4.2.7 Other discussions

This study used a sine function to design the embedding rule. The advantage of using the sine function is that it can process real numbers, and the value of the R matrix includes real values. In addition, the sinusoidal function has two distinct states, namely positive and negative cycles, which correspond to 0 and 1 of the watermark bit. In addition, because we embedded both the robust and fragile watermarks, the additional benefit of this study is that the proposed method can have two functions: tampering detection and copyright protection. Moreover, the proposed method can extract the robust watermark without using the original host image and original watermark; thus, the method exhibits improved practicability.

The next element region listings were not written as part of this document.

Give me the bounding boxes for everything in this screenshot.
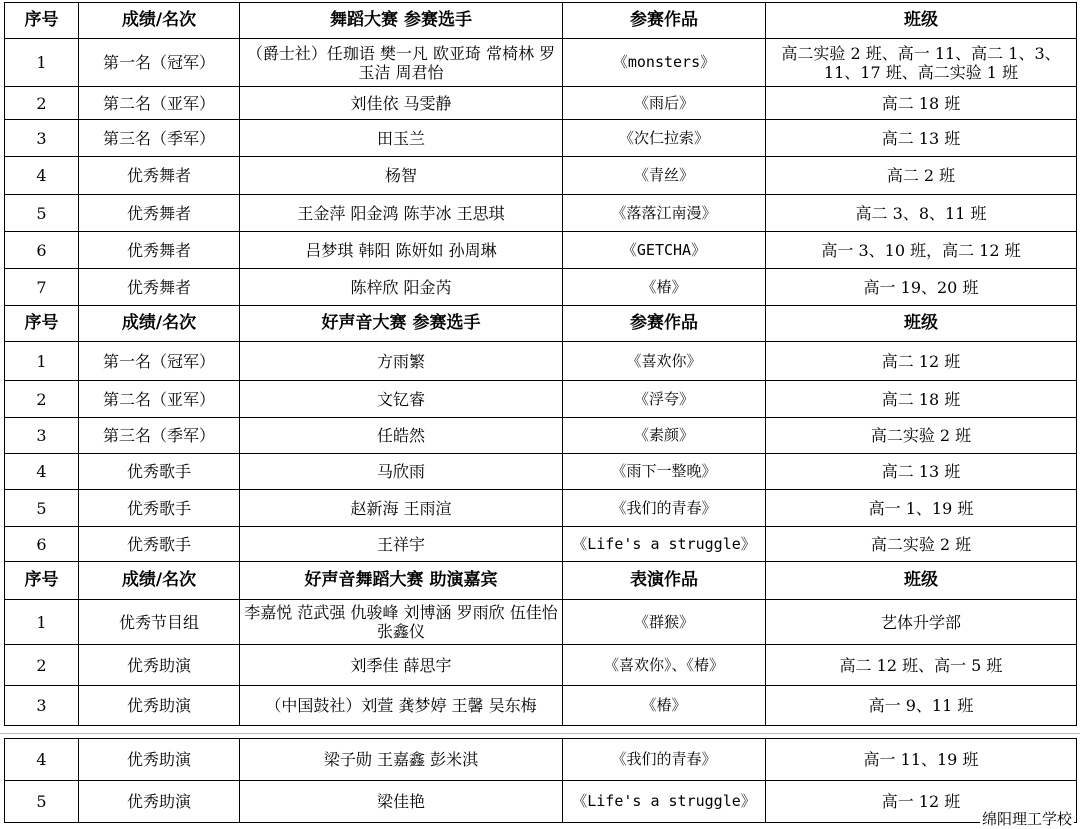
table-row <box>5 645 1077 686</box>
row-class: 高一 3、10 班，高二 12 班 <box>766 232 1077 269</box>
col-header-rank: 成绩/名次 <box>79 306 240 342</box>
table-row <box>5 686 1077 726</box>
col-header-work: 参赛作品 <box>563 306 766 342</box>
row-work: 《GETCHA》 <box>563 232 766 269</box>
row-rank: 优秀助演 <box>79 686 240 726</box>
row-rank: 优秀歌手 <box>79 527 240 562</box>
row-rank: 第三名（季军） <box>79 120 240 157</box>
row-work: 《monsters》 <box>563 39 766 87</box>
row-rank: 第二名（亚军） <box>79 381 240 418</box>
table-row <box>5 381 1077 418</box>
row-work: 《Life's a struggle》 <box>563 781 766 823</box>
row-class: 高二 18 班 <box>766 381 1077 418</box>
row-players: 王祥宇 <box>240 527 563 562</box>
row-rank: 优秀舞者 <box>79 157 240 195</box>
table-row <box>5 342 1077 381</box>
row-class: 高一 1、19 班 <box>766 490 1077 527</box>
row-no: 3 <box>5 686 79 726</box>
row-rank: 优秀节目组 <box>79 600 240 645</box>
row-no: 1 <box>5 39 79 87</box>
row-players: 梁佳艳 <box>240 781 563 823</box>
row-rank: 优秀舞者 <box>79 269 240 306</box>
row-players: 田玉兰 <box>240 120 563 157</box>
row-class: 高二 13 班 <box>766 120 1077 157</box>
col-header-rank: 成绩/名次 <box>79 562 240 600</box>
row-work: 《群猴》 <box>563 600 766 645</box>
row-players: 刘佳依 马雯静 <box>240 87 563 120</box>
row-rank: 优秀歌手 <box>79 454 240 490</box>
row-class: 高二 12 班、高一 5 班 <box>766 645 1077 686</box>
row-no: 3 <box>5 418 79 454</box>
awards-table <box>4 2 1077 726</box>
row-no: 5 <box>5 195 79 232</box>
awards-table-continued <box>4 738 1077 823</box>
row-players: 马欣雨 <box>240 454 563 490</box>
table-row <box>5 269 1077 306</box>
row-work: 《我们的青春》 <box>563 490 766 527</box>
table-row <box>5 195 1077 232</box>
table-row <box>5 454 1077 490</box>
col-header-work: 表演作品 <box>563 562 766 600</box>
row-players: 李嘉悦 范武强 仇骏峰 刘博涵 罗雨欣 伍佳怡 张鑫仪 <box>240 600 563 645</box>
row-no: 1 <box>5 342 79 381</box>
table-row <box>5 232 1077 269</box>
table-row <box>5 781 1077 823</box>
row-no: 5 <box>5 490 79 527</box>
page-break-divider <box>0 733 1080 734</box>
row-rank: 优秀舞者 <box>79 232 240 269</box>
row-class: 高二实验 2 班 <box>766 527 1077 562</box>
row-no: 2 <box>5 87 79 120</box>
row-class: 高一 11、19 班 <box>766 739 1077 781</box>
row-rank: 优秀助演 <box>79 645 240 686</box>
table-row <box>5 120 1077 157</box>
row-work: 《素颜》 <box>563 418 766 454</box>
col-header-class: 班级 <box>766 3 1077 39</box>
table-row <box>5 600 1077 645</box>
row-work: 《落落江南漫》 <box>563 195 766 232</box>
row-no: 4 <box>5 157 79 195</box>
row-rank: 优秀舞者 <box>79 195 240 232</box>
col-header-class: 班级 <box>766 562 1077 600</box>
row-class: 高一 12 班 <box>766 781 1077 823</box>
col-header-players: 好声音大赛 参赛选手 <box>240 306 563 342</box>
row-class: 高二 18 班 <box>766 87 1077 120</box>
table-row <box>5 39 1077 87</box>
row-work: 《椿》 <box>563 686 766 726</box>
row-players: 梁子勋 王嘉鑫 彭米淇 <box>240 739 563 781</box>
row-class: 高二 13 班 <box>766 454 1077 490</box>
row-work: 《雨后》 <box>563 87 766 120</box>
col-header-players: 好声音舞蹈大赛 助演嘉宾 <box>240 562 563 600</box>
row-work: 《椿》 <box>563 269 766 306</box>
row-players: （中国鼓社）刘萱 龚梦婷 王馨 吴东梅 <box>240 686 563 726</box>
row-work: 《喜欢你》 <box>563 342 766 381</box>
row-class: 高二 12 班 <box>766 342 1077 381</box>
row-no: 4 <box>5 454 79 490</box>
row-no: 2 <box>5 645 79 686</box>
row-no: 1 <box>5 600 79 645</box>
row-class: 高二实验 2 班 <box>766 418 1077 454</box>
header-row-singing <box>5 306 1077 342</box>
row-players: 杨智 <box>240 157 563 195</box>
row-class: 高二实验 2 班、高一 11、高二 1、3、11、17 班、高二实验 1 班 <box>766 39 1077 87</box>
row-players: 赵新海 王雨渲 <box>240 490 563 527</box>
row-class: 艺体升学部 <box>766 600 1077 645</box>
row-work: 《浮夸》 <box>563 381 766 418</box>
row-no: 2 <box>5 381 79 418</box>
row-players: 陈梓欣 阳金芮 <box>240 269 563 306</box>
row-work: 《青丝》 <box>563 157 766 195</box>
row-players: 任皓然 <box>240 418 563 454</box>
row-players: 吕梦琪 韩阳 陈妍如 孙周琳 <box>240 232 563 269</box>
col-header-players: 舞蹈大赛 参赛选手 <box>240 3 563 39</box>
row-work: 《Life's a struggle》 <box>563 527 766 562</box>
row-players: 方雨繁 <box>240 342 563 381</box>
row-class: 高二 3、8、11 班 <box>766 195 1077 232</box>
school-name-footer: 绵阳理工学校 <box>981 810 1072 828</box>
col-header-no: 序号 <box>5 562 79 600</box>
row-class: 高二 2 班 <box>766 157 1077 195</box>
row-rank: 第一名（冠军） <box>79 39 240 87</box>
row-no: 7 <box>5 269 79 306</box>
col-header-no: 序号 <box>5 3 79 39</box>
row-rank: 第三名（季军） <box>79 418 240 454</box>
col-header-work: 参赛作品 <box>563 3 766 39</box>
row-players: 文钇睿 <box>240 381 563 418</box>
row-rank: 优秀助演 <box>79 781 240 823</box>
row-no: 5 <box>5 781 79 823</box>
col-header-rank: 成绩/名次 <box>79 3 240 39</box>
table-row <box>5 87 1077 120</box>
table-row <box>5 418 1077 454</box>
table-row <box>5 527 1077 562</box>
row-class: 高一 19、20 班 <box>766 269 1077 306</box>
row-work: 《喜欢你》、《椿》 <box>563 645 766 686</box>
row-work: 《我们的青春》 <box>563 739 766 781</box>
table-row <box>5 739 1077 781</box>
row-rank: 第二名（亚军） <box>79 87 240 120</box>
row-class: 高一 9、11 班 <box>766 686 1077 726</box>
row-rank: 优秀助演 <box>79 739 240 781</box>
row-work: 《次仁拉索》 <box>563 120 766 157</box>
row-no: 6 <box>5 232 79 269</box>
col-header-no: 序号 <box>5 306 79 342</box>
col-header-class: 班级 <box>766 306 1077 342</box>
row-work: 《雨下一整晚》 <box>563 454 766 490</box>
table-row <box>5 157 1077 195</box>
row-rank: 第一名（冠军） <box>79 342 240 381</box>
row-players: 刘季佳 薛思宇 <box>240 645 563 686</box>
row-players: 王金萍 阳金鸿 陈芋冰 王思琪 <box>240 195 563 232</box>
row-no: 4 <box>5 739 79 781</box>
header-row-guests <box>5 562 1077 600</box>
row-rank: 优秀歌手 <box>79 490 240 527</box>
row-no: 3 <box>5 120 79 157</box>
row-players: （爵士社）任珈语 樊一凡 欧亚琦 常椅林 罗玉洁 周君怡 <box>240 39 563 87</box>
row-no: 6 <box>5 527 79 562</box>
header-row-dance <box>5 3 1077 39</box>
table-row <box>5 490 1077 527</box>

This study used a secret key to scramble the image block before embedding the robust watermark. Therefore, even if the attacker knows the algorithm of this study but does not have this secret key, they cannot restore the order of the blocks and acquire the watermark. Therefore, it is possible to prevent an attacker from modifying the embedded watermark content to claim the copyright of the image. In addition, this study includes a secret key when generating the image authentication message. Therefore, the attacker cannot deduce the authentication message according to the algorithm of the study and cannot deliberately change the content of the verification message to invalidate the tampering detection. In summary, this method satisfies the Kirchhoff’s principle: all algorithms must be public, and only the key is secret. Kirchhoff’s criterion is frequently used to evaluate the usefulness of cryptographic methods [9, 15]. If the secret key must be passed over a public network to a specific person, asymmetric cryptography can be used to protect the security of the secret key during transmission. The secret key can be encrypted with the public key of the sender before transmitting it. After receiving the specific key, the receiver can use his/her private key to decrypt the content of the secret key.

5 Conclusions

This study proposed a QR-based digital watermarking method for improving robustness against cropping attacks. Our approach has the following merits: (1) The watermark embedding rule is designed based on a sine function that can handle real values of the R matrix; (2) each watermark bit has multiple copies spread across different blocks, so that the survival probability of the watermark bit may increase; (3) robustness against cropping attacks is enhanced by using fragile watermark; (4) the modifiable ranges of elements of the matrix R are analyzed; therefore, the hidden space of the R matrix is effectively used to improve the hiding capacity further; (5) the method can process the color host image and watermark, and the watermark can be extracted without the original host image and original watermark; and (6) the proposed method has a dual function: copyright verification and tampering detection. The experimental results of the proposed method are superior to those of the other methods in terms of imperceptibility, robustness against cropping attacks, and embedding payload. The main purpose of this study is the enhance the robustness against cropping attacks; therefore, we do not pay much attention to the robustness against common image processing. In this study, parameter K balanced imperceptibility and robustness. The same K value was used for the four elements of the R matrix. In fact, setting different K values for different hidden locations may increase imperceptibility and robustness. Therefore, in future research, the evolutionary algorithm will be used to determine the optimal K value for different hidden positions.